Żeby go zmienić, trzeba najpierw go rozpoznać. "Określenie twojego stylu przywiązania pomoże podnieść jakość twojego życia i tworzonych relacji. Ta wiedza pozwoli ci wychwycić cechy wspólne partnerek, których przyciągasz i zrozumieć powody dotychczasowych porażek. Zrozumiesz motywacje drugiej osoby, ale też swoje motywacje" – twierdzi autorka profilu Psycholog.od.serca. 

Jak to zrobić? Małgorzata Szuta podaje kilka typowych zachowań osób o lękowym oraz ucieczkowym stylu przywiązania. Sprawdź, czy te opisy pasują do ciebie.

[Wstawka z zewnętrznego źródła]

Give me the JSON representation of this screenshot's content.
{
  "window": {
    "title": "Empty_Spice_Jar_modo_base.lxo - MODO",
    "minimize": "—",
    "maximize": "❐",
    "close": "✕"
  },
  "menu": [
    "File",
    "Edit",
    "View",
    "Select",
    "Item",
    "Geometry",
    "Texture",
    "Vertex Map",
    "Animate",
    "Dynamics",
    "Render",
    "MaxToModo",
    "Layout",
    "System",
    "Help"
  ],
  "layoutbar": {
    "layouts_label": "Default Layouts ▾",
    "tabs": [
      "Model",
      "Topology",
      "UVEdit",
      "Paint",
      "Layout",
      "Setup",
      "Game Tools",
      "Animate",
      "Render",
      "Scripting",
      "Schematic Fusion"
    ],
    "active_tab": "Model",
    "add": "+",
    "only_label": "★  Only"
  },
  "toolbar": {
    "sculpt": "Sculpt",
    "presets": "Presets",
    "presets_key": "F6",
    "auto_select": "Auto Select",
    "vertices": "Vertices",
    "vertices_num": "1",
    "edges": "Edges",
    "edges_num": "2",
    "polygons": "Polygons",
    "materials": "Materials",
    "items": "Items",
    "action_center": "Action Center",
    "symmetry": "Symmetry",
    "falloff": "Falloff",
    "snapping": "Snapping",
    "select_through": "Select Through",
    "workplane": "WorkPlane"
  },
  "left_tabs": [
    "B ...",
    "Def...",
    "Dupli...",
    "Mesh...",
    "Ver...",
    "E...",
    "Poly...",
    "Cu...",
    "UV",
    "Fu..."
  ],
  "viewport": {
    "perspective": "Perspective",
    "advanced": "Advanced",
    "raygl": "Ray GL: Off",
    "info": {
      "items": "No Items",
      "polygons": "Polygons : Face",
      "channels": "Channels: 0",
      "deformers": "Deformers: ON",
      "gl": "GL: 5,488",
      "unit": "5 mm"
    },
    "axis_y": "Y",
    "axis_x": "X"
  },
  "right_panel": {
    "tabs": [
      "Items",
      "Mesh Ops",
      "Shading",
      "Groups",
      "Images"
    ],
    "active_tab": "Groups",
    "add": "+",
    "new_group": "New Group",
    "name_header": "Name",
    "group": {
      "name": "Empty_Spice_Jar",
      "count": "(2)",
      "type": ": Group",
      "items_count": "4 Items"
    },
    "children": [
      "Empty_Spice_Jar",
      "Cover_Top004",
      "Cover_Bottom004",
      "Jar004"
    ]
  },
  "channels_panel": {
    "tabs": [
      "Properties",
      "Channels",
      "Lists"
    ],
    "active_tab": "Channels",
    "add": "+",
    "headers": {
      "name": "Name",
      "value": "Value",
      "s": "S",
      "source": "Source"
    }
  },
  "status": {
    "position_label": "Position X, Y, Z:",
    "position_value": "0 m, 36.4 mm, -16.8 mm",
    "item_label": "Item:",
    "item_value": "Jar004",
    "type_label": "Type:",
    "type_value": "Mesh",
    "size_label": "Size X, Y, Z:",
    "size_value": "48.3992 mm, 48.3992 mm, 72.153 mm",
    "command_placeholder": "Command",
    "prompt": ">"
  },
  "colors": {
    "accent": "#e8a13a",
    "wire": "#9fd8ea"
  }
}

Mężczyzna o ucieczkowym stylu przywiązania:

  • Wysyła sprzeczne sygnały – na przykład najpierw często dzwoni, a potem długo się nie odzywa
  • Ceni sobie niezależność, a jakakolwiek zależność jest dla niego wyrazem słabości, ujmy
  • Zaniża wartość partnerki, np. żartuje z wad, problemów, życiowych decyzji
  • Zachowuje dystans, na przykład lubi wiele rzeczy robić sam, nie okazuje uczuć przy innych, unika wspólnych wyjść do rodziny czy znajomych 
  • Unika konkretnych deklaracji co do wspólnej przyszłości – nie chce razem mieszkać, brać ślubu
  • Jest nieprzewidywalny w reakcjach – podczas kłótni wybucha albo przeciwnie, wychodzi, by uniknąć rozmowy
  • Nie lubi mówić o waszych wspólnych planach, częściej używa słowa "ja" niż "my"
  • Z kolei mężczyzna o lękowym stylu przywiązania:

  • Potrzebuje ciągłych zapewnień, że jest kochany
  • Nadmiernie interesuje się byłymi związkami partnerki
  • Zadaje dużo kontrolujących pytań, nieustannie wydzwania, sprawdza, gdzie jest partnerka
  • Ciągle analizuje to, co dzieje się w związku
  • Nadmiernie się angażuje i stara, bo jest przekonany, że musi zasłużyć na miłość
  • Nie ma własnych planów, pasji, żyje wyłącznie związkiem
  • Doszukuje się oznak zdrady, więc przegląda telefon, maile, podsłuchuje rozmowy
  • Nie stawia granic, bo się boi, że przez to straci partnerkę
  • Brzmi znajomo? Tak właśnie zachowywałeś się w związku? To masz odpowiedź, dlaczego nie wyszło.